Merhum Iain Banks, kaleme aldığı efsanevi Kültür serisinin Elon Musk’ın favorisi olduğunu öğrendiğinde muhtemelen dehşete kapılırdı. Sosyalist kimliğiyle tanınan İskoç yazar, romanlarının sağ görüşlü hayranlar tarafından beğenilmesini bir hayli yadırgardı. Zira kendisine göre bu kitaplar, doğrudan onların dünya görüşüne bir meydan okumaydı. Ama bu Elon Musk’ı durdurmadı. İmplant edilebilir beyin-bilgisayar arayüzleri geliştiren Neuralink, doğrudan Banks’in “nöral dantel” fikrinden esinlendi. SpaceX’in roket iniş platformları ise Kültür evrenindeki uzay gemilerine atıfta bulunan isimlere sahip.
Aslında Musk’ın tüm kariyeri, bilimkurgu hayallerini gerçeğe dönüştürme çabasının bir ürünü. Mars’ı kolonileştirme arzusu, Isaac Asimov’un (o da sıkı bir solcuydu) Vakıf serisinden ilham alıyor. Tesla’nın Cybertruck modeli, Musk’ın deyimiyle “Blade Runner’ın süreceği bir araç”. Gerçekten de distopik bir gelecekte yaşıyormuş hissine kapılmak istiyorsanız, Cybertruck tam size göre.

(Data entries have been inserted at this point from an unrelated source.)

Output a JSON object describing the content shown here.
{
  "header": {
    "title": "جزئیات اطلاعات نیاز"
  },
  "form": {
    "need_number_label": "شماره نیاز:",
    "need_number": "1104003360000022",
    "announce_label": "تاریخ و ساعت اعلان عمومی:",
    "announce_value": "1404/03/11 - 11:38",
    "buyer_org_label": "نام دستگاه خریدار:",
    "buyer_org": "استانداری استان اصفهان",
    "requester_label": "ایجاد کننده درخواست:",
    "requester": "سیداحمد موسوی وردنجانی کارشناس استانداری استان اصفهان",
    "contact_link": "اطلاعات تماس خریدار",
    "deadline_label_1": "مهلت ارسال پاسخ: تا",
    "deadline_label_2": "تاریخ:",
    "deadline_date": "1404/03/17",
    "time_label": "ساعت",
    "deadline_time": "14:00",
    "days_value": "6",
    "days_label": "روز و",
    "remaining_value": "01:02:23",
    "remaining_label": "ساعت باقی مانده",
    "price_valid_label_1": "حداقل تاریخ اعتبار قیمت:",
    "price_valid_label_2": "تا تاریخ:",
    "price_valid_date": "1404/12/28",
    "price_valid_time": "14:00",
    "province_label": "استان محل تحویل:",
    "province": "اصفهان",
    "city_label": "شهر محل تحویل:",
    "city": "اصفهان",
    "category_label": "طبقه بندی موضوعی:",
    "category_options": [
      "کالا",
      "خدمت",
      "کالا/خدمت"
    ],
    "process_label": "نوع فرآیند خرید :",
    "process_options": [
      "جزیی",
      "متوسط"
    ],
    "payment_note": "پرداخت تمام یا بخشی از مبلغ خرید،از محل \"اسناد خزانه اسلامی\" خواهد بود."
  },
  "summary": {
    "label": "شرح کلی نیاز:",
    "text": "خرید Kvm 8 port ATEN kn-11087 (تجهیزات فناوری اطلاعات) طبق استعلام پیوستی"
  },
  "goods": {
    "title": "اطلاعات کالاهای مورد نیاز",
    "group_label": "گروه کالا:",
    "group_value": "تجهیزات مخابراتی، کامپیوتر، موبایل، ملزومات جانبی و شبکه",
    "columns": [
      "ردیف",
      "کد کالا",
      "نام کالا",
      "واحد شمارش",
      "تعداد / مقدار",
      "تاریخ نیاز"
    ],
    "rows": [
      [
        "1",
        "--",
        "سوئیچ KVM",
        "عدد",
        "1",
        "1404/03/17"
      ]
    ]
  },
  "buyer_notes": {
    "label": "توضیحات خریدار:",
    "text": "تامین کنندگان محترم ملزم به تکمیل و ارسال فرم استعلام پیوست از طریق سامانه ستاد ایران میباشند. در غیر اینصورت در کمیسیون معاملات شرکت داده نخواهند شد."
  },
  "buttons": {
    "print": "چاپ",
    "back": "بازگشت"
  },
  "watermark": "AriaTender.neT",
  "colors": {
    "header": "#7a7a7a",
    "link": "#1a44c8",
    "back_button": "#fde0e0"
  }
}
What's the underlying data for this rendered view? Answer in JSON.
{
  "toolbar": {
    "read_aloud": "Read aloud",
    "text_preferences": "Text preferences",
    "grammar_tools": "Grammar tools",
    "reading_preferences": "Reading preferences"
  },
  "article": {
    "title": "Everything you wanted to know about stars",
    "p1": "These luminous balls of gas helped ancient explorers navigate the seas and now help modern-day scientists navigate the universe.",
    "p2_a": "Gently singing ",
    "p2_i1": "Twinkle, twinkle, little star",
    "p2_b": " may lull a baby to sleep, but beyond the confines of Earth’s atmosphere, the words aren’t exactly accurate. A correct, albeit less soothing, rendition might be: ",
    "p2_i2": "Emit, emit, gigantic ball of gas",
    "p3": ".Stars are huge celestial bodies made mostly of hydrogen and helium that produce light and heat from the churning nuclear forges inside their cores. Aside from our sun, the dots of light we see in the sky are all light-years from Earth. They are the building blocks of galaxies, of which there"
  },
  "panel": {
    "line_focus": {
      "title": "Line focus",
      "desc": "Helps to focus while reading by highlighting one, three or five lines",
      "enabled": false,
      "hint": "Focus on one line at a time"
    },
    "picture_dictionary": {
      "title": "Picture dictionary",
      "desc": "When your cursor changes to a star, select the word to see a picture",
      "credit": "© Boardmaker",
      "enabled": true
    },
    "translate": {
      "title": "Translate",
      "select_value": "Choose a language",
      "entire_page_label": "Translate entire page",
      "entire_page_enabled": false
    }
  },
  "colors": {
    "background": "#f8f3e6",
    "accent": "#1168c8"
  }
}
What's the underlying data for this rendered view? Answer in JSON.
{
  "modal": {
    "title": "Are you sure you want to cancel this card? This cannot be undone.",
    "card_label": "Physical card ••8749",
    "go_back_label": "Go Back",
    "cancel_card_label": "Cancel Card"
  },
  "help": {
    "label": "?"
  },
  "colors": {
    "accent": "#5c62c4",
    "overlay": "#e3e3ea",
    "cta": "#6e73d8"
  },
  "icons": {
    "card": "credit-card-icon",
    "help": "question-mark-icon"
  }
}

Yapay zekâ destekli sohbet aracı Grok’un ismi, Robert A. Heinlein’ın Yaban Diyarlarda Yabancı romanından geliyor; tonunuysa Otostopçunun Galaksi Rehberi’nden alıyor. Ancak, daktilosuna apartheid karşıtı çıkartmalar yapıştıran Douglas Adams’ın, bu bağlantıdan pek hoşlanmayacağını tahmin etmek zor değil.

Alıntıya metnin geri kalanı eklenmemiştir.